Попадья кривила в ухмылке рот:
— Подмастерьем заделался?
— Не ваше дело! — огрызался я.
В моей душе копилось недовольство собой и всем, что меня окружало. Меня ничто не радовало — ни высокая зарплата, ни новое пальто. Первое время я чувствовал себя в нем наследным принцем, а потом все чаще и чаще стал надевать шинель, которая верой и правдой служила мне почти два года, которая будила тревожные, но дорогие воспоминания. Шинель пахла порохом, землей, ржаными сухарями, густым гороховым супом, сваренным из концентратов. Еще совсем недавно эта шинель служила мне и одеялом, и подушкой, она защищала меня от холода и от дождя.
— Чего не носишь пальто? — спросила Катюша.
— Так, — ответил я.
— Не нравится? — с испугом спросила Катюша. — Если что не так, скажи. Мигом перешью.
— Не в этом дело, — пробормотал я.
— В чем же тогда?
— Не нравится мне дома.
— Чего же тебе не нравится? — удивилась Катюша.
— Все! Квартира наша не нравится, двор, работа. Не об этом я думал на фронте, не об этом мечтал. У вас, — я так и сказал «у вас», а не «у нас», — тут все по-старому, ничего не изменилось.

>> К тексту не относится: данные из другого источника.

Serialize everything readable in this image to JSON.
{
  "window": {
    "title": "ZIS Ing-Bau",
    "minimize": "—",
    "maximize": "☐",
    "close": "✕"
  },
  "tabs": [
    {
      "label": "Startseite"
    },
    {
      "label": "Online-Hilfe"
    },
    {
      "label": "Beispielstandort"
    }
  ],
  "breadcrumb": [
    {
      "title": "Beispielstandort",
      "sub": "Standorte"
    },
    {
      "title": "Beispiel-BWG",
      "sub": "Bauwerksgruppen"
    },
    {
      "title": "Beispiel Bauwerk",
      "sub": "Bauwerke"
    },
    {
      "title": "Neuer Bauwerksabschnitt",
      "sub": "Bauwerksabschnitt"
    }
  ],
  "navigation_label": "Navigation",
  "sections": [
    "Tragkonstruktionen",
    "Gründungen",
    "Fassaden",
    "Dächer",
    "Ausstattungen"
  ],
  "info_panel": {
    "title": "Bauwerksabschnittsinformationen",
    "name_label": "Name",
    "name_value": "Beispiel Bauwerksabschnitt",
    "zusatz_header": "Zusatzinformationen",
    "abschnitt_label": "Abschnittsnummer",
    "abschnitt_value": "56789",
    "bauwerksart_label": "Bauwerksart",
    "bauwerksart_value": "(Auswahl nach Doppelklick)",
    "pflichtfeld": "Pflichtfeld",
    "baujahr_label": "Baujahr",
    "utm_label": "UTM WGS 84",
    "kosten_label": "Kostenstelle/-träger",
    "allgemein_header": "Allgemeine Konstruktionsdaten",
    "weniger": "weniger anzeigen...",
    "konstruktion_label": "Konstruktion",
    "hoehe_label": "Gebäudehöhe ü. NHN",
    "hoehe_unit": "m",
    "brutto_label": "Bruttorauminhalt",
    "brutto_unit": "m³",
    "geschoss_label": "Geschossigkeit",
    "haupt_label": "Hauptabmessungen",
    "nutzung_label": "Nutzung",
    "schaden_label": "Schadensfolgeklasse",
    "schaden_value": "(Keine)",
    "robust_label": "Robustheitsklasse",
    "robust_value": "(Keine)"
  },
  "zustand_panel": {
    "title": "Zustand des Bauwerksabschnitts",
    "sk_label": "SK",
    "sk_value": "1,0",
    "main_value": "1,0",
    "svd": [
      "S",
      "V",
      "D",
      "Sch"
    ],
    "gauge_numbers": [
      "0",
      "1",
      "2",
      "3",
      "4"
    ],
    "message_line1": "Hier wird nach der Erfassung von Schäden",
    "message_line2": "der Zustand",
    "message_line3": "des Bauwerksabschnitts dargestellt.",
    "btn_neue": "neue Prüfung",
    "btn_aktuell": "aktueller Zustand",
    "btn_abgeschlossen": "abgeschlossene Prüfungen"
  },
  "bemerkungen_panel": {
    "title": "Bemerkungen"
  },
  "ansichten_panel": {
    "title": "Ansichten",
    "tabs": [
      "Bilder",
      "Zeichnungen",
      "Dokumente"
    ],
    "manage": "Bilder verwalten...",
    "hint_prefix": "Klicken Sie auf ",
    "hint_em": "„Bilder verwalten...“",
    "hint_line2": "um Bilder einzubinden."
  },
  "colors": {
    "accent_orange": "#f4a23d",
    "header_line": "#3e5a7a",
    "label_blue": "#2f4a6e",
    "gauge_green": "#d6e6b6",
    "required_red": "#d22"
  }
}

Напрасно Катюша говорила, что трудно жить всем, что еще очень многие не имеют и такого жилья, как наше, живут в землянках, — я не слушал ее. Мне было плохо!

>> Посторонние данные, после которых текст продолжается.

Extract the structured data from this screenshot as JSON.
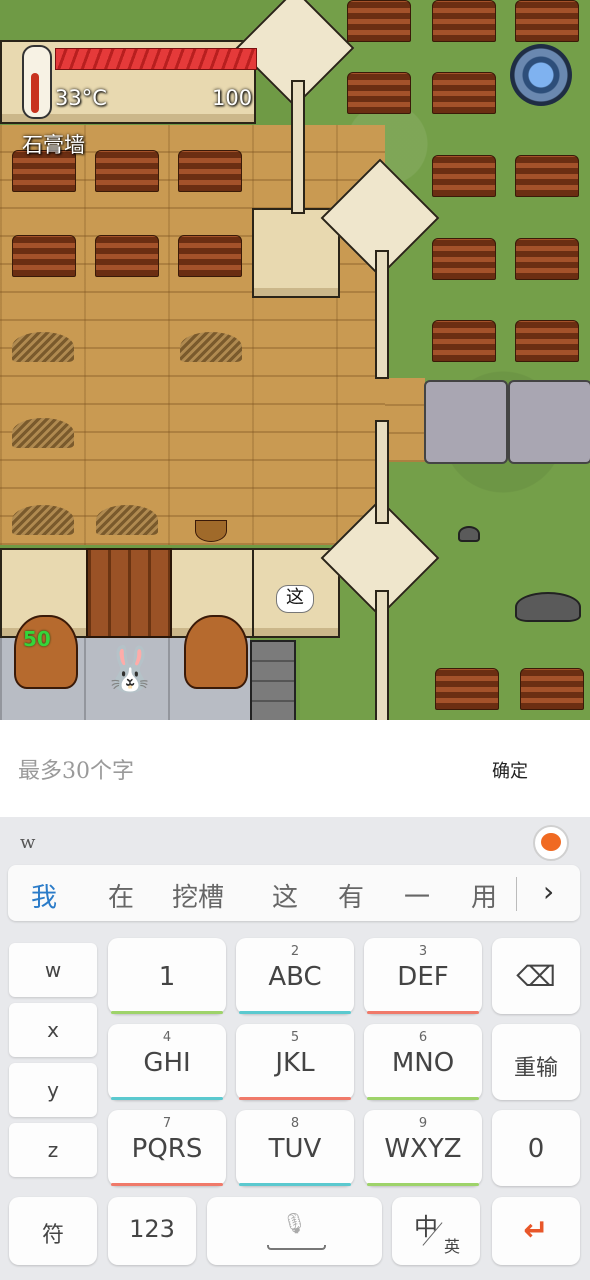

— Да ты осмотрись получше! — воскликнула Катюша. — И у нас много перемен, маленьких, но много. Вон канаву к дому роют — газ прокладывать будут. Это ли не перемена? Представляешь, от керосинок и примусов избавимся! В коммерческих магазинах цены снизили. На карточки сейчас что хочешь бери — не то что два года назад, когда вместо масла яичный порошок выдавали, а вместо мяса — опять же его. Нет, Жорик, — ласково добавила Катюша, — жизнь к лучшему поворот делает, помаленьку, но делает. А ты больно нетерпеливый. Тебе все сразу вынь и положь. Так не бывает.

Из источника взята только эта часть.